Publication Date: July 2003
DCL ID: GEN-03-08
Use of Long-term debt in financial responsibility calculation
Posted on 07-15-2003
Subject: Use of Long-term debt in financial responsibility calculation
Summary: This letter replaces the Department of Education’s Dear Colleague Letter (GEN-01-02) published in January 2001 on the inclusion of long-term debt in the calculation of the Primary Reserve Ratio used to determine whether institutions demonstrate financial responsibility. This letter is effective for all annual financial statement audits for fiscal years ending on or after December 31, 2002.
This letter replaces earlier guidance issued by the Department in Dear Colleague Letter GEN-01-02 and is effective for all annual financial statement audits for fiscal years ending on or after December 31, 2002.
Summary of Previous Guidance
The guidance issued in GEN-01-02 stated that, under 34 CFR 668.172(b) and Appendices F and G (now A and B) to Subpart L of 34 CFR Part 668, long-term debt must be related to property, plant and equipment (PP&E). Specifically, the letter stated that:
The debt that should be included in the primary reserve ratio calculation as part of an institution's adjusted equity must be related to PP&E the institution has acquired for long-term purposes. The formula also limits the amount of debt for long-term purposes so that it cannot exceed the net amount of PP&E. Other long-term debts owed by an institution should be excluded from the calculation if they do not meet this requirement.
GEN-01-02 also stated that, "debt obtained for long-term purposes" is not the equivalent of any "long-term debt." Consequently, under that guidance, the institution was required to demonstrate to the Department that debt that was included in the primary reserve ratio was associated with investments in an institution's PP&E. Other long-term debt that could not be shown to represent investments in PP&E has not been considered to be "debt obtained for long-term purposes" under the regulations, and has not been included in the ratio calculation.
Revised Policy Guidance
Many concerns have been raised since this guidance was issued. Particularly, institutions were concerned over the difficulty in associating a particular debt amount with the acquisition of PP&E when reporting the amount of “debt obtained for long-term purposes.”

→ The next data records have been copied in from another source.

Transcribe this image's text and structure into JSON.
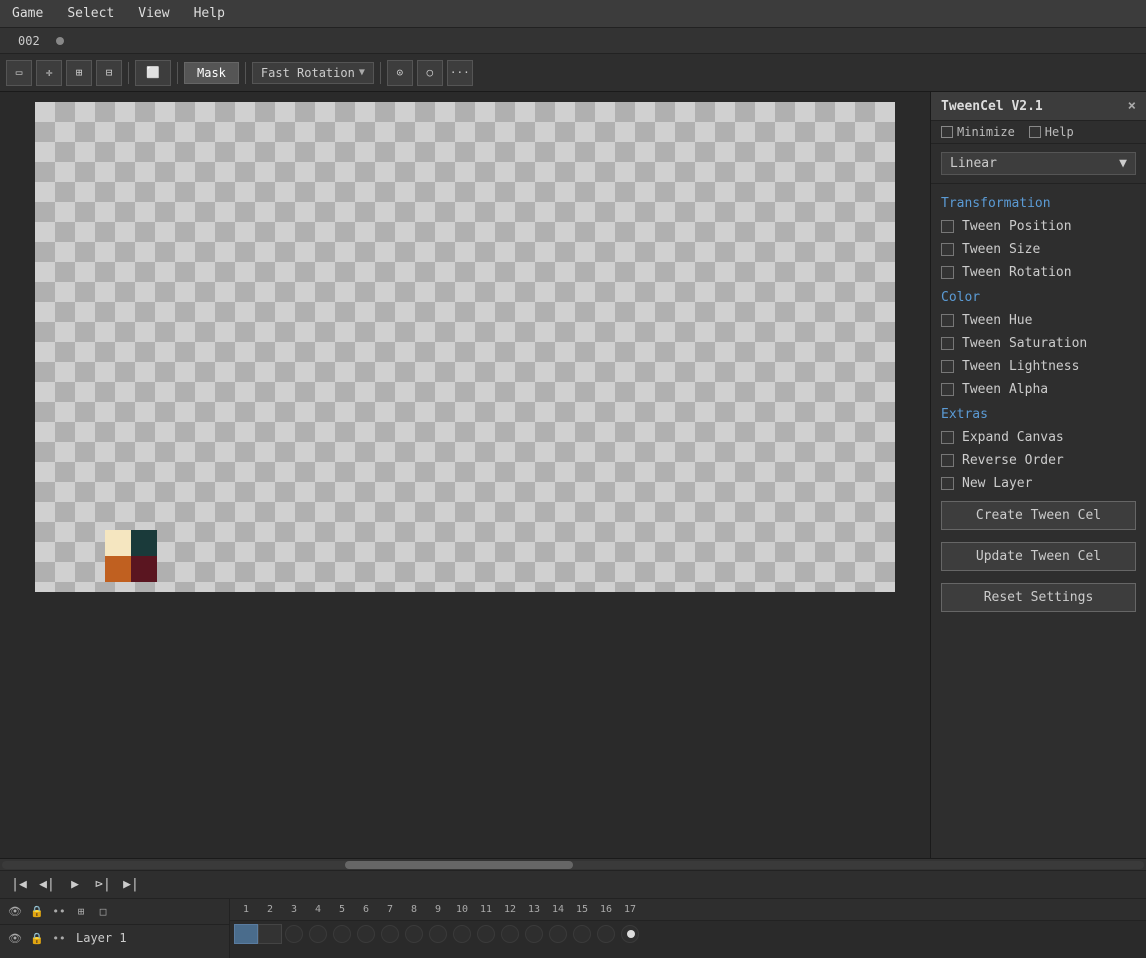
{
  "menubar": {
    "items": [
      "Game",
      "Select",
      "View",
      "Help"
    ]
  },
  "tabbar": {
    "label": "002"
  },
  "toolbar": {
    "mask_label": "Mask",
    "rotation_label": "Fast Rotation",
    "buttons": [
      "rect-select",
      "move",
      "transform",
      "grid"
    ],
    "extra_icons": [
      "camera",
      "circle",
      "dots"
    ]
  },
  "panel": {
    "title": "TweenCel V2.1",
    "close_btn": "×",
    "minimize_label": "Minimize",
    "help_label": "Help",
    "dropdown_value": "Linear",
    "sections": {
      "transformation": {
        "header": "Transformation",
        "items": [
          {
            "label": "Tween Position",
            "checked": false
          },
          {
            "label": "Tween Size",
            "checked": false
          },
          {
            "label": "Tween Rotation",
            "checked": false
          }
        ]
      },
      "color": {
        "header": "Color",
        "items": [
          {
            "label": "Tween Hue",
            "checked": false
          },
          {
            "label": "Tween Saturation",
            "checked": false
          },
          {
            "label": "Tween Lightness",
            "checked": false
          },
          {
            "label": "Tween Alpha",
            "checked": false
          }
        ]
      },
      "extras": {
        "header": "Extras",
        "items": [
          {
            "label": "Expand Canvas",
            "checked": false
          },
          {
            "label": "Reverse Order",
            "checked": false
          },
          {
            "label": "New Layer",
            "checked": false
          }
        ]
      }
    },
    "buttons": {
      "create": "Create Tween Cel",
      "update": "Update Tween Cel",
      "reset": "Reset Settings"
    }
  },
  "timeline": {
    "layer_name": "Layer 1",
    "frame_numbers": [
      1,
      2,
      3,
      4,
      5,
      6,
      7,
      8,
      9,
      10,
      11,
      12,
      13,
      14,
      15,
      16,
      17
    ]
  },
  "colors": {
    "accent_blue": "#5b9bd5",
    "bg_dark": "#2a2a2a",
    "bg_panel": "#2e2e2e",
    "bg_toolbar": "#3c3c3c"
  }
}
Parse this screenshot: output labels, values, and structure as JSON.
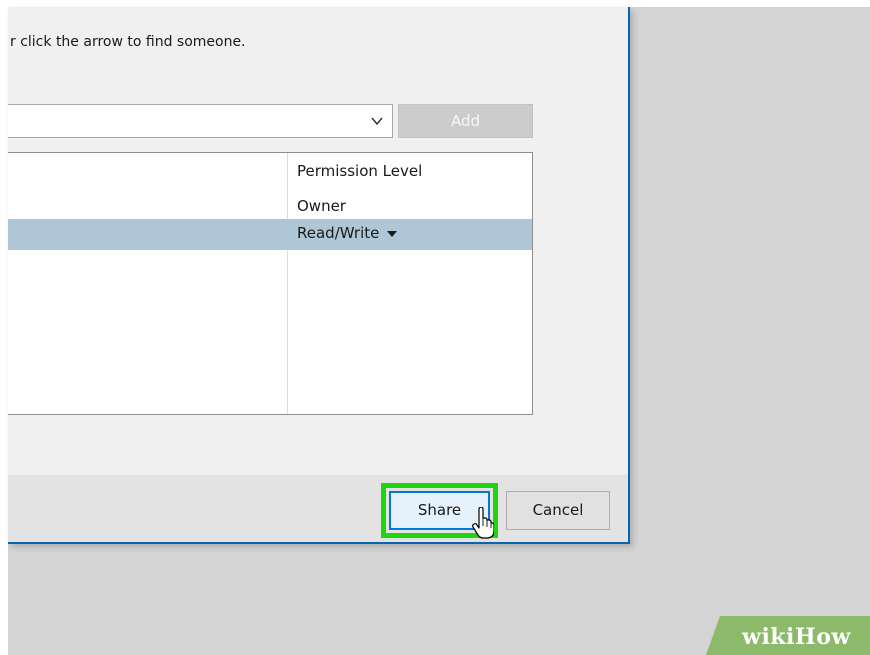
{
  "dialog": {
    "instruction_text": "r click the arrow to find someone.",
    "add_button_label": "Add",
    "permission_list": {
      "column_header": "Permission Level",
      "rows": [
        {
          "permission": "Owner",
          "selected": false
        },
        {
          "permission": "Read/Write",
          "selected": true
        }
      ]
    },
    "footer": {
      "share_label": "Share",
      "cancel_label": "Cancel"
    }
  },
  "watermark": {
    "text_wiki": "wiki",
    "text_how": "How"
  },
  "colors": {
    "highlight": "#1dd60e",
    "selection": "#aec6d6",
    "watermark_green": "#8db96a",
    "share_border": "#0078d7"
  },
  "icons": [
    "chevron-down-icon",
    "dropdown-triangle-icon",
    "mouse-cursor-icon"
  ]
}
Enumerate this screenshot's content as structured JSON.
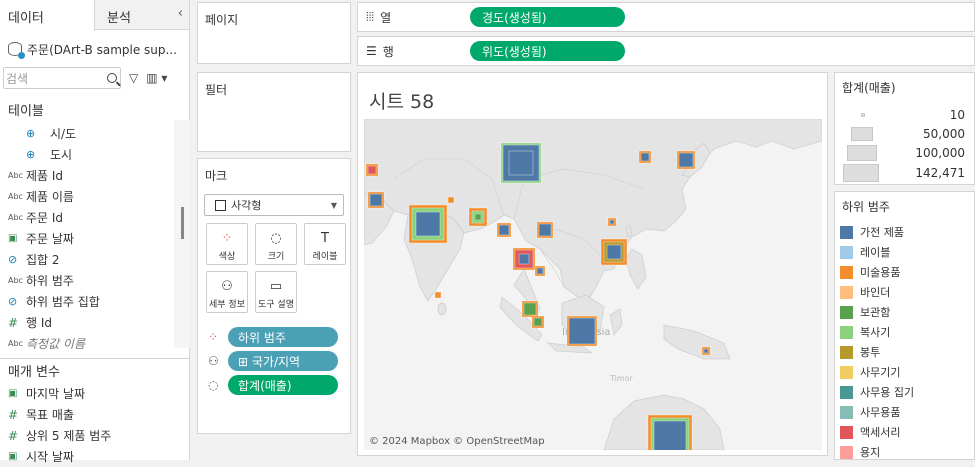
{
  "left_pane": {
    "tab_data": "데이터",
    "tab_analytics": "분석",
    "collapse": "‹",
    "datasource": "주문(DArt-B sample sup...",
    "search_placeholder": "검색",
    "tables_title": "테이블",
    "fields": [
      {
        "icon": "globe",
        "label": "시/도"
      },
      {
        "icon": "globe",
        "label": "도시"
      },
      {
        "icon": "abc",
        "label": "제품 Id"
      },
      {
        "icon": "abc",
        "label": "제품 이름"
      },
      {
        "icon": "abc",
        "label": "주문 Id"
      },
      {
        "icon": "calendar",
        "label": "주문 날짜"
      },
      {
        "icon": "set",
        "label": "집합 2"
      },
      {
        "icon": "abc",
        "label": "하위 범주"
      },
      {
        "icon": "set",
        "label": "하위 범주 집합"
      },
      {
        "icon": "hash",
        "label": "행 Id"
      },
      {
        "icon": "abc",
        "label": "측정값 이름"
      }
    ],
    "params_title": "매개 변수",
    "params": [
      {
        "icon": "calendar",
        "label": "마지막 날짜"
      },
      {
        "icon": "hash",
        "label": "목표 매출"
      },
      {
        "icon": "hash",
        "label": "상위 5 제품 범주"
      },
      {
        "icon": "calendar",
        "label": "시작 날짜"
      }
    ]
  },
  "pages_title": "페이지",
  "filters_title": "필터",
  "marks": {
    "title": "마크",
    "type": "사각형",
    "buttons": {
      "color": "색상",
      "size": "크기",
      "label": "레이블",
      "detail": "세부 정보",
      "tooltip": "도구 설명"
    },
    "pills": [
      {
        "label": "하위 범주",
        "color": "#4aa0b5"
      },
      {
        "label": "⊞ 국가/지역",
        "color": "#4aa0b5"
      },
      {
        "label": "합계(매출)",
        "color": "#00a86b"
      }
    ]
  },
  "columns_shelf": {
    "label": "열",
    "pill": "경도(생성됨)"
  },
  "rows_shelf": {
    "label": "행",
    "pill": "위도(생성됨)"
  },
  "sheet": {
    "title": "시트 58",
    "attribution": "© 2024 Mapbox © OpenStreetMap"
  },
  "size_legend": {
    "title": "합계(매출)",
    "values": [
      "10",
      "50,000",
      "100,000",
      "142,471"
    ]
  },
  "color_legend": {
    "title": "하위 범주",
    "items": [
      {
        "label": "가전 제품",
        "color": "#4e79a7"
      },
      {
        "label": "레이블",
        "color": "#a0cbe8"
      },
      {
        "label": "미술용품",
        "color": "#f28e2b"
      },
      {
        "label": "바인더",
        "color": "#ffbe7d"
      },
      {
        "label": "보관함",
        "color": "#59a14f"
      },
      {
        "label": "복사기",
        "color": "#8cd17d"
      },
      {
        "label": "봉투",
        "color": "#b6992d"
      },
      {
        "label": "사무기기",
        "color": "#f1ce63"
      },
      {
        "label": "사무용 집기",
        "color": "#499894"
      },
      {
        "label": "사무용품",
        "color": "#86bcb6"
      },
      {
        "label": "액세서리",
        "color": "#e15759"
      },
      {
        "label": "용지",
        "color": "#ff9d9a"
      }
    ]
  }
}
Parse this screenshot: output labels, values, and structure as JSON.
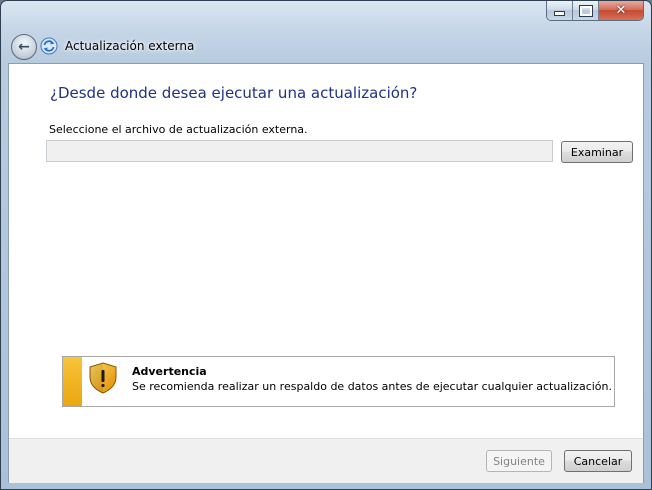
{
  "window": {
    "title": "Actualización externa",
    "controls": [
      "minimize-icon",
      "maximize-icon",
      "close-icon"
    ]
  },
  "content": {
    "heading": "¿Desde donde desea ejecutar una actualización?",
    "instruction": "Seleccione el archivo de actualización externa.",
    "path_value": "",
    "browse_label": "Examinar"
  },
  "warning": {
    "icon": "warning-shield-icon",
    "title": "Advertencia",
    "message": "Se recomienda realizar un respaldo de datos antes de ejecutar cualquier actualización."
  },
  "footer": {
    "next_label": "Siguiente",
    "cancel_label": "Cancelar"
  }
}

The Department has considered these concerns and has decided to rescind its earlier guidance and issue new guidance in this area. Under this revised guidance for the Primary Reserve Ratio calculation, all long-term debt obtained for the institution’s purposes may be included. However, it is important to note that the overall level of “debt obtained for long-term purposes” that can be included in the numerator of the Primary Reserve Ratio is limited under the regulations so that it cannot exceed the amount of the institution’s net property, plant, and equipment.
Under Subpart L of 34 CFR 668 of the Student Assistance General Provision, the Department annually calculates financial ratios for each institution participating in the federal student financial aid programs. Institutions provide the information that is used to perform these calculations in their required annual financial statement audits. The Department, in turn, uses these ratios to determine whether an institution demonstrates financial responsibility under the regulations.
As currently described in 34 CFR 668.172(b) and Appendices A and B to Subpart L of 34 CFR Part 668, the Department calculates three financial ratios: Primary Reserve, Equity, and Net Income. These three ratios are combined to produce a composite score. The minimum composite score for an institution to demonstrate financial responsibility is 1.5. If an institution’s composite score is less than 1.5, the Department informs the institution of its calculated score and asks the institution to comply with the alternative financial responsibility requirements that are described in 34 CFR 668.175.
The Primary Reserve Ratio allows the inclusion of “all debt obtained for long-term purposes” in its calculation. (See Appendices A and B to Subpart L of 34 CFR Part 668, for proprietary institutions and private non-profit institutions, respectively.) The language in the appendices indicates that, “The value of all debt obtained for long-term purposes includes the short-term portion of the debt, up to the amount of net property, plant, and equipment.”